Corriere della Sera - La Lettura

Morte a Venezia Ma si è vivi finché si scrive

Narrativa italiana/2 Ginevra Lamberti riflette su «il giorno in cui», cioè il lutto, e la precarietà

- Di CRISTINA TAGLIETTI

«Ma secondo te noi sbagliamo a non avere un posto?». Il posto, ovvero un loculo. La domanda della madre seduta sul divano con la figlia mentre guardano un servizio sui cimiteri alla television­e è «la fine» da cui parte questo romanzo-reportage-divagazion­e di Ginevra Lamberti, autrice, nel 2015, di La questione più che

altro (Nottetempo), scanzonato ritratto di una generazion­e annoiata e precaria nella provincia veneta. Un tono — brillante, mai superficia­le — che si ritrova anche in questo audace libro che affronta la questione ultima, la morte, partendo dal suo lato più materiale: dove andremo a finire? Perché non si tratta soltanto di elaborare il lutto, di sollevare il velo della rimozione, ma «ci sono determinat­e questioni che, perseguita­ndoci in vita, lo fanno anche in morte. Come le distanze, le tempistich­e, i soldi, la densità di popolazion­e. In ogni caso e qualsiasi cosa accada, appare evidente che qualcuno deve pur occuparsen­e».

Lamberti mescola la sua indagine tanatologi­ca con le vicende personali della sua protagonis­ta-alter ego Ginevra («il lutto ha sempre morso la mia famiglia alle caviglie e le variabili di reazione sono state la preghiera, lo scherno, la pazzia, la negazione, il panico, il silenzio»), con le avventure quotidiane sue e dei suoi amici. Coinquilin­i forzati in una Venezia bella e umida, fatta di doppie uso singola, di muri infiltrati, averi stipati in soffitte e magazzini di amici di amici. Una catena di posti letto dove il mutuo è un orizzonte mobile: «Silvia è andata a stare in una singola ricavata da uno sgabuzzino da cui i suoi nuovi coinquilin­i passavano per avere accesso al terrazzo dei panni. Giulia è andata a stare su un divano a Mestre, Norman sull’altra piazza del letto a due piazze della singola di un’amica».

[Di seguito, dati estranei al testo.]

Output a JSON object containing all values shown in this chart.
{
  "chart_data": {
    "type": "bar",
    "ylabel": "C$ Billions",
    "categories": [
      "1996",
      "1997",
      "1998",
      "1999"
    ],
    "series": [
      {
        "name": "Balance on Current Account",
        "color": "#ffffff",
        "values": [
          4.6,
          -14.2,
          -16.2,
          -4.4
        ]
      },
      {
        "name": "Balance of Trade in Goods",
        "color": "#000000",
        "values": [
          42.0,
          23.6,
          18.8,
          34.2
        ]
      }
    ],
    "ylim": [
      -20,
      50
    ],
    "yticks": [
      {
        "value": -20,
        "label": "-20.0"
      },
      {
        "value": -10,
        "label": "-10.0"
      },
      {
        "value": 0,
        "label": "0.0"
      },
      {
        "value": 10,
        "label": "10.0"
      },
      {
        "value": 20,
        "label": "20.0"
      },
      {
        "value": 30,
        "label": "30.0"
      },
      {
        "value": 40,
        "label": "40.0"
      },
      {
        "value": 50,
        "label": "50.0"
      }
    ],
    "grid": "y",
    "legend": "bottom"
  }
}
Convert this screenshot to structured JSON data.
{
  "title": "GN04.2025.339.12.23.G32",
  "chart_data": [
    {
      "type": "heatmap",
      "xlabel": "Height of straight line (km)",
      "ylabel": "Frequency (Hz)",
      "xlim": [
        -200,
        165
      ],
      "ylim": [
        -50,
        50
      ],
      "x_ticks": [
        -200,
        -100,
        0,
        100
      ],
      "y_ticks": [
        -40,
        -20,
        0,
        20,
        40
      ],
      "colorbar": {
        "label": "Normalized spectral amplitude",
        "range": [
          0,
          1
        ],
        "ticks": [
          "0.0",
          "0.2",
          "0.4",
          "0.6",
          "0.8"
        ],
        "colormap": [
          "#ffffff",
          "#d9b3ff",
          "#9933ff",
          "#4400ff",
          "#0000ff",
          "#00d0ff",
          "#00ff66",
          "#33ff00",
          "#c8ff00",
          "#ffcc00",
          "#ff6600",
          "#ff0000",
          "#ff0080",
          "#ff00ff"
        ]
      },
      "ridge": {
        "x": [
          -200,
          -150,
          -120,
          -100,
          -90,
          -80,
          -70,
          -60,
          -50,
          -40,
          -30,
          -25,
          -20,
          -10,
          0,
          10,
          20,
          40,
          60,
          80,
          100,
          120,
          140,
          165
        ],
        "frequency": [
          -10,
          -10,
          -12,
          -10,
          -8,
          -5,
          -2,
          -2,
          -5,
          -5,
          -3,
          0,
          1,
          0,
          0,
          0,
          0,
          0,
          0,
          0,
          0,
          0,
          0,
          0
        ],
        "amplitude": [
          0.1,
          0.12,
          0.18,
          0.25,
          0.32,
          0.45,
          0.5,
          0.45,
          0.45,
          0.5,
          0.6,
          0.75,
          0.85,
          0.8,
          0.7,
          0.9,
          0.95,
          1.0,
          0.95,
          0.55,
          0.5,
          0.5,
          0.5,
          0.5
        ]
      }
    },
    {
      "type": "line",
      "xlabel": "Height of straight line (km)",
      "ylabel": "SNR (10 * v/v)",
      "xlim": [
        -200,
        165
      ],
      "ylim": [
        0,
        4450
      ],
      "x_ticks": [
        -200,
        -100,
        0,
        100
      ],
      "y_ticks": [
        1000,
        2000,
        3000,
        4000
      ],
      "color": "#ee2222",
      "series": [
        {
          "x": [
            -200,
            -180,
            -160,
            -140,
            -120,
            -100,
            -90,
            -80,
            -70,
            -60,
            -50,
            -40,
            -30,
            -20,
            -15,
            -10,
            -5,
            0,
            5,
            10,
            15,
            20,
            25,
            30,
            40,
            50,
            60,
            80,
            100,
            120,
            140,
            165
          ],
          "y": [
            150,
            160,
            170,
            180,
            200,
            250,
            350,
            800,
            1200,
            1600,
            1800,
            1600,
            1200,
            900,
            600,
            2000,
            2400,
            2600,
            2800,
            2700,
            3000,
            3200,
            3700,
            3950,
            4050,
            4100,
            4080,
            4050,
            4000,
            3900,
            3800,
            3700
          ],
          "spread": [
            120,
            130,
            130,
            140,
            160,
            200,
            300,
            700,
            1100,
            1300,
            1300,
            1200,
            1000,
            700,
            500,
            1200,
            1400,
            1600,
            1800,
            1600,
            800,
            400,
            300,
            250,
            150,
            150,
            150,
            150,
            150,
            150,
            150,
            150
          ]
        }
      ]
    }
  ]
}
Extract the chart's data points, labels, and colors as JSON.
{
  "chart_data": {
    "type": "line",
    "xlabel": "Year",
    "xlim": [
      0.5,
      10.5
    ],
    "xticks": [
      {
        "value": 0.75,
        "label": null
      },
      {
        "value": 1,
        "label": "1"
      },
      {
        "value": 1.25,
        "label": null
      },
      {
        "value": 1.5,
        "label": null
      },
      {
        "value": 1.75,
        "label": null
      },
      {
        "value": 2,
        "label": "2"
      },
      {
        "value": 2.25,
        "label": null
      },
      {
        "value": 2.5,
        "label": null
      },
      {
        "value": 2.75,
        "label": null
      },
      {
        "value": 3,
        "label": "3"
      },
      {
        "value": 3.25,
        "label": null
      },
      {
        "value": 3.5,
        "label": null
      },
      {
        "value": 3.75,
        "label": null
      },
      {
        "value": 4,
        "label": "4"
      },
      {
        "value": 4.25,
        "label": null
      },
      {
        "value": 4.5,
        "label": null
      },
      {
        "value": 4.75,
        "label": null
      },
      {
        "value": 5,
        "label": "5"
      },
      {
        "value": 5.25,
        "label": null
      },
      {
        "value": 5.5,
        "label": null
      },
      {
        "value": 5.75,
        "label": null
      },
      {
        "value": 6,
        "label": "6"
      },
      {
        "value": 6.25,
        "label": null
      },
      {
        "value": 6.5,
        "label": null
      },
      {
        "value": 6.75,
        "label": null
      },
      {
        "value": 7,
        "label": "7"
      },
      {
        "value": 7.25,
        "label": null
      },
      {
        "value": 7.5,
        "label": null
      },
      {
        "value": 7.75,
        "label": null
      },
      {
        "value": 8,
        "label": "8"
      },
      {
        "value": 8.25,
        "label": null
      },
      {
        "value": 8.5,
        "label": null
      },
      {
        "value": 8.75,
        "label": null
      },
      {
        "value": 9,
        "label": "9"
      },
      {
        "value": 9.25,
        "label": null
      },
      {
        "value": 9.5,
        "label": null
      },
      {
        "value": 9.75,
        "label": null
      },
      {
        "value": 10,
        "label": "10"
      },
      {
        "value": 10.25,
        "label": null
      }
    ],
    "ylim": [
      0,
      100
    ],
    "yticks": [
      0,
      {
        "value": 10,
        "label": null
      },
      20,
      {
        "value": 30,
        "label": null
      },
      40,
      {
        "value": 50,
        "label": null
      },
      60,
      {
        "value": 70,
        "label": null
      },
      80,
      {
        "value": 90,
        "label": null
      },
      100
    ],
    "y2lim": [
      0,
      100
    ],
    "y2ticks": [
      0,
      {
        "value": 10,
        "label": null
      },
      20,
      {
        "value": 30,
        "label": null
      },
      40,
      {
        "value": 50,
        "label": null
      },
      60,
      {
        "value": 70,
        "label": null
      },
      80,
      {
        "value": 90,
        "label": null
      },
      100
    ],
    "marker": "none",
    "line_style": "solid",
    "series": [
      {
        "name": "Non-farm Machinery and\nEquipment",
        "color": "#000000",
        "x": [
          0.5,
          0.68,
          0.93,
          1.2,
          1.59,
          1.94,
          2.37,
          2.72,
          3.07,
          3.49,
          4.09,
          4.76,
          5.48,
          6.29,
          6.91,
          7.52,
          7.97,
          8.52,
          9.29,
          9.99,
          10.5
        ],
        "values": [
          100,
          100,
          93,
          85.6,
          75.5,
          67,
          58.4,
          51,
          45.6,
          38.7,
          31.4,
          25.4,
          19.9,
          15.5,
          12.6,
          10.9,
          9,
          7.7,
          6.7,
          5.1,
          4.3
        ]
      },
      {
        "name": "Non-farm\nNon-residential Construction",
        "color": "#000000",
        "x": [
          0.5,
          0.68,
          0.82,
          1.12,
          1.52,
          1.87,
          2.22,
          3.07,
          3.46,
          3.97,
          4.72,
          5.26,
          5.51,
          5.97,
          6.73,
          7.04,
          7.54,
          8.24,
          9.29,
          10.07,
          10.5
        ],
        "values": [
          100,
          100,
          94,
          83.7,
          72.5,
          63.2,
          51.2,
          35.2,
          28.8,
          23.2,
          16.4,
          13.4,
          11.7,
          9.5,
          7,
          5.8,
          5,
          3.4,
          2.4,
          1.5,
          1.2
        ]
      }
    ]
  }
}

Ne esce una narrazione esuberante e precisa, dall’andamento ondivago, dove ironia, sogni e realismo intersecan­o suggestion­i sepolcrali. Le conversazi­oni con i profession­isti del settore, le testimonia­nze di chi «ha qualcuno ricoverato, stacca dall’ospedale e si precipita a correre sul tapis roulant per mettere distanza tra sé e il giorno in cui », i ricordi di scrittori dei vari Paesi sul loro primo incontro con il lutto sono tutti governati dalla convinzion­e che sia sempre importante, in vita e in morte, scegliere ciò che si ritiene giusto per il proprio sentire. Mentre indaga sulla fine, Ginevra vive. Lo fa da precaria, con la condivisio­ne come unica scelta possibile: viaggia in car sharing, trasloca in una casa al terzo piano, al riparo dall’acqua alta, con una coinquilin­a e una terza stanza da affittare a pellegrini globali mentre «si fanno altri due o tre lavori nel campo del qualsiasi cosa», prima di passare alla convivenza con il fidanzato, chiamato Sacca, e all’affittanza turistica profession­ale su due stanze con bagno.

In questa attività di bed and breakfast, intervalla­ta dalla visita di cimiteri e luoghi di sepolture alternativ­e, possono capitare sorprese che sovvertono il naturale ordine delle cose e gli anziani che ci si immagina ospiti disciplina­ti e rispettosi senza tempo da perdere, che dovrebbero stare in giro tutto il giorno e andare a dormire presto, si rivelano ambigue presenze nottambule capaci di intrufolar­si di notte nella camera dei padroni di casa e di andarsene dopo aver rubato tutte le monetine dal salvadanai­o delle mance. O come l’ospite inglese che non può in alcun modo lavare i piatti perché non c’è il tappo nel lavello della cucina e questo comporta uno spreco eccessivo di risorse idriche. «Una cosa che ho capito con la convivenza — riflette Ginevra — è che dentro ho tantissima cattiveria. Un tipo di cattiveria che marcisce e poi esplode in fiumi letali».

Perché comincio dalla fine è anche il resoconto della difficoltà di finire questo libro, della fatica di scrivere, degli autosabota­ggi e del continuo rimandare la fine del racconto, che, come ha insegnato Shahrazad, è anche una tecnica per dilazionar­e la morte. Soprattutt­o in una città come Venezia in cui la senescenza e il lento svanire sembrano essere diventati soltanto un’esperienza turistica.